The clean and tracked versions of the Handbook can be accessed via the GFSC's Handbook page.
With effect from 5 August 2025, the Sanctions (Implementation of UK Regimes) (Bailiwick of Guernsey) (Amendment – Global Irregular Migration etc) Regulations, 2025 amend the Sanctions (Implementation of UK Regimes) (Bailiwick of Guernsey) (Brexit) Regulations, 2020 in order to give effect within the Bailiwick of Guernsey to the Global Irregular Migration and Trafficking in Persons Sanctions Regulations 2025 which were introduced in the United Kingdom.
The GFSC has undertaken a consultation in relation to the proposal for an overall increase of 3.9% in fees paid by regulated entities, in line with the rate of inflation in Guernsey as of 30 June 2025.
Other important proposals outlined in the consultation paper include:
rebasing of PIF fees to enhance the Bailiwick’s competitive position in the funds sector, with a change to the structure of fees for banded investment licensees consequent adjustments for designated administrators
adjustment to the banded fiduciary fees in recognition of, and in response to, the growing disparity between firms at the top and bottom of the higher bandings as a result of recent mergers and acquisitions
introduction of banded fees, rather than a per employee fee, for prescribed businesses to make the costs simpler and fairer for businesses with fewer staff
introduction of fees, based on a “user pays” principle, to reflect the additional work and due diligence needed when positive approval is required for the following requests:
change of designated custodian or designated administrator of a fund
transfer of business between investment or fiduciary licensees
change of general representative for insurance firms
additional fund elements being added to a closed-ended investment fund
linked to the above is the introduction of an annual fee in respect of individual elements or share classes of closed-ended funds, mirroring the fee applicable for open-ended funds
material reduction to VASP fees, aiming to encourage the development of this emerging market as part of the DFI
introduction of application and annual fees for firms wishing to undertake activities under the new equity release framework
The GFSC has reported a number of promotions and changes to its senior leadership roles.

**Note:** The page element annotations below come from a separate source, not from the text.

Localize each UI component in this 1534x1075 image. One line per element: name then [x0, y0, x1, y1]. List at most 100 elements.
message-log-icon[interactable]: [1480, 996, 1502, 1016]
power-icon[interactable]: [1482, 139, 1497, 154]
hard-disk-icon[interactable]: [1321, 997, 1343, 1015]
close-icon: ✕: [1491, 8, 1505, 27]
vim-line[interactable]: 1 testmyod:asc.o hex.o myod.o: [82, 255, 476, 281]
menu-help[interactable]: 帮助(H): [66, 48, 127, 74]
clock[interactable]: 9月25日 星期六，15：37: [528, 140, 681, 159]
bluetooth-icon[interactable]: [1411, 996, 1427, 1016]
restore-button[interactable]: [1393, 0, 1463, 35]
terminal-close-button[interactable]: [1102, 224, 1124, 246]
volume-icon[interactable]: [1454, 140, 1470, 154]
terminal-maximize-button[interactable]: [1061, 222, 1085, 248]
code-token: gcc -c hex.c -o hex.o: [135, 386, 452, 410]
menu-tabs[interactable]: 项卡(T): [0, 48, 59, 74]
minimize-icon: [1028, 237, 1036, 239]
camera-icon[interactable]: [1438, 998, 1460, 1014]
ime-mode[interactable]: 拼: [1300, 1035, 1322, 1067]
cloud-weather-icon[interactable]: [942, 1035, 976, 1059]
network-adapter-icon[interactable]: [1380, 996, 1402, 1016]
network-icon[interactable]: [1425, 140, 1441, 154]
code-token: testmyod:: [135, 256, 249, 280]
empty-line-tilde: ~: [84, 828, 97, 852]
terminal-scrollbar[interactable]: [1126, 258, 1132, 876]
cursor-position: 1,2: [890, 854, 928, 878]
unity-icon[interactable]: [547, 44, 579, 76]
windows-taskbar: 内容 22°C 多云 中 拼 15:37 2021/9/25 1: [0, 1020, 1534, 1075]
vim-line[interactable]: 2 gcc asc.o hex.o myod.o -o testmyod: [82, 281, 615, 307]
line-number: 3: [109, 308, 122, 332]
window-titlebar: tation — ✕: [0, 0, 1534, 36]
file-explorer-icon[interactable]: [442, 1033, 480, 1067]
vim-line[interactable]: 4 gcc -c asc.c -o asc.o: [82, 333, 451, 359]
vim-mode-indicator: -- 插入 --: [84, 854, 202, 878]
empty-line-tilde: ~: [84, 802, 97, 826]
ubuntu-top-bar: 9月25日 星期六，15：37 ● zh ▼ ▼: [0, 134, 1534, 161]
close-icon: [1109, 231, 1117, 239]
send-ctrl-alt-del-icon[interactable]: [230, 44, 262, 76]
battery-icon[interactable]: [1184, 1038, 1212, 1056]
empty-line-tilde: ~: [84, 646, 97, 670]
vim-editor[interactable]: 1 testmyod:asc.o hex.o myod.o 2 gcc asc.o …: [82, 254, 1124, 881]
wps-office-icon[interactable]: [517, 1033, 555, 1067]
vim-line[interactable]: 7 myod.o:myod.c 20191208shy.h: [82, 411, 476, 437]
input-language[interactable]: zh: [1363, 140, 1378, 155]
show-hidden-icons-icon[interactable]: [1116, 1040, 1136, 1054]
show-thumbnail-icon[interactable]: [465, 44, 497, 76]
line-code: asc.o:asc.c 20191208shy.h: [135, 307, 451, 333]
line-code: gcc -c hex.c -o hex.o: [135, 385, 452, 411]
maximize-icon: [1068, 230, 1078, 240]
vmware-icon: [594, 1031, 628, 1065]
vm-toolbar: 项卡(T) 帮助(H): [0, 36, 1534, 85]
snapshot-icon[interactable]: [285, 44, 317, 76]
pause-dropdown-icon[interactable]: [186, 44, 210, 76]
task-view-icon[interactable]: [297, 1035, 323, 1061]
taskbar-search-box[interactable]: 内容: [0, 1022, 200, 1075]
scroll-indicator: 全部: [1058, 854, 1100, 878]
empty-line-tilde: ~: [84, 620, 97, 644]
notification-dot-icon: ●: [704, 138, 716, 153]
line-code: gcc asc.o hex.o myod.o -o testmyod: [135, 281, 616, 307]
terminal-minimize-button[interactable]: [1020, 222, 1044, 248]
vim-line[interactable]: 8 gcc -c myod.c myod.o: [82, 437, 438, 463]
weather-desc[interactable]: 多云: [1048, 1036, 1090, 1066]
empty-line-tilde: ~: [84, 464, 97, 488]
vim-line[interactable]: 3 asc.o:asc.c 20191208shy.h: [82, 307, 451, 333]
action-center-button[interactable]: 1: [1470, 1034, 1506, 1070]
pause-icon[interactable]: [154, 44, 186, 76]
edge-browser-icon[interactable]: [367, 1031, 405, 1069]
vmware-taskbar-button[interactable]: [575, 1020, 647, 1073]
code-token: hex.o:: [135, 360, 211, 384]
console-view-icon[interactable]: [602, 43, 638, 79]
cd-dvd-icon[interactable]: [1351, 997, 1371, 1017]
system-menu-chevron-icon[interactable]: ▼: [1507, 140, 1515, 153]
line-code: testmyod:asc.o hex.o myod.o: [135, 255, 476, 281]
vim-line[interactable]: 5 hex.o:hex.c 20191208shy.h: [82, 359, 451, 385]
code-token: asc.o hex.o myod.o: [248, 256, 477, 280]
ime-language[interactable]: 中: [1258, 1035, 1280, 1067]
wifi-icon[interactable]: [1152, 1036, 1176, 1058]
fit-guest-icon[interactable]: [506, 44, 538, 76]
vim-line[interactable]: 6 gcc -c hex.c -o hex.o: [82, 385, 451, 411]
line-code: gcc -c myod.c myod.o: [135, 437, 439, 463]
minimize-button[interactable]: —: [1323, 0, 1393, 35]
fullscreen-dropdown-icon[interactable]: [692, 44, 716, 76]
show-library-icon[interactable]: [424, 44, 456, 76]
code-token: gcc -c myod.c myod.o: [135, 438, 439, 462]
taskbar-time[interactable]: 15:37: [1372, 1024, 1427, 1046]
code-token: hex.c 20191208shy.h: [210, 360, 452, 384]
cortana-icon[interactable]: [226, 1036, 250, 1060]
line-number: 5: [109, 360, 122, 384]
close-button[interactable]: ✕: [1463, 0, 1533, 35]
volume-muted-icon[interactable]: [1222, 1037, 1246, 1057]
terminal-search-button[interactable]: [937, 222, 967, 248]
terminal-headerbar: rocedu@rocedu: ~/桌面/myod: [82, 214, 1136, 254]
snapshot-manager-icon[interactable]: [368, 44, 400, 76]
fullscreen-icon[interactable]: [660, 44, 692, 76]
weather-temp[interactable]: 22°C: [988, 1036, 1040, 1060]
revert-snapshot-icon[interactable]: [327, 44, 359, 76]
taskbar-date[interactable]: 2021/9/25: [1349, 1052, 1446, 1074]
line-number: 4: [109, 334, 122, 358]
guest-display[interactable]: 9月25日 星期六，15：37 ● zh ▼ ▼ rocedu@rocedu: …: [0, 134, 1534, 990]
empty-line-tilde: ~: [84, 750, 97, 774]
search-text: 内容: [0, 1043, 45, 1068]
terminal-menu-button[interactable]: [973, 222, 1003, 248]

With effect from January 2026, Dr Jeremy Quick will move from being Director of Banking and Insurance to being the part-time Director of Resolution and will work to ensure a proper and economical implementation of the Bank Resolution (Bailiwick of Guernsey) Law, 2025 over the next three years.
Martin McHugh is promoted to Director of Banking and Insurance Supervision following previous roles at the GFSC where he has led on policy development across the banking, insurance, fiduciary, investment and pensions sectors at different times.
Nick Herquin is promoted to Director of Investment, Fiduciary and Pension Supervision and will continue to undertake MONEYVAL / FATF inspection work to ensure that the GFSC remains abreast of evolving international expectations.
Gillian Browning, Deputy Director General (Policy and Supervision), will, inter alia, lead the GFSC’s policy development programme, including the new policies being co-developed with both industry and the legal community under the Digital Finance Initiative. In this work she will be supported by Jon Tooley and Lisa Peterson, who also remains the GFSC’s Chief Actuary.
Dr Conor Osborough is promoted to Director of Technology. In his new role, he will champion the GFSC’s internal optimisation of technology to increase efficiency and effectiveness.
Alice Joy, the GFSC Secretary, has had her title amended to Director of External Affairs and, in addition to her current responsibilities, will also be absorbing Nick Herquin’s current duties as Head of International Co-operation and Economic Enhancement.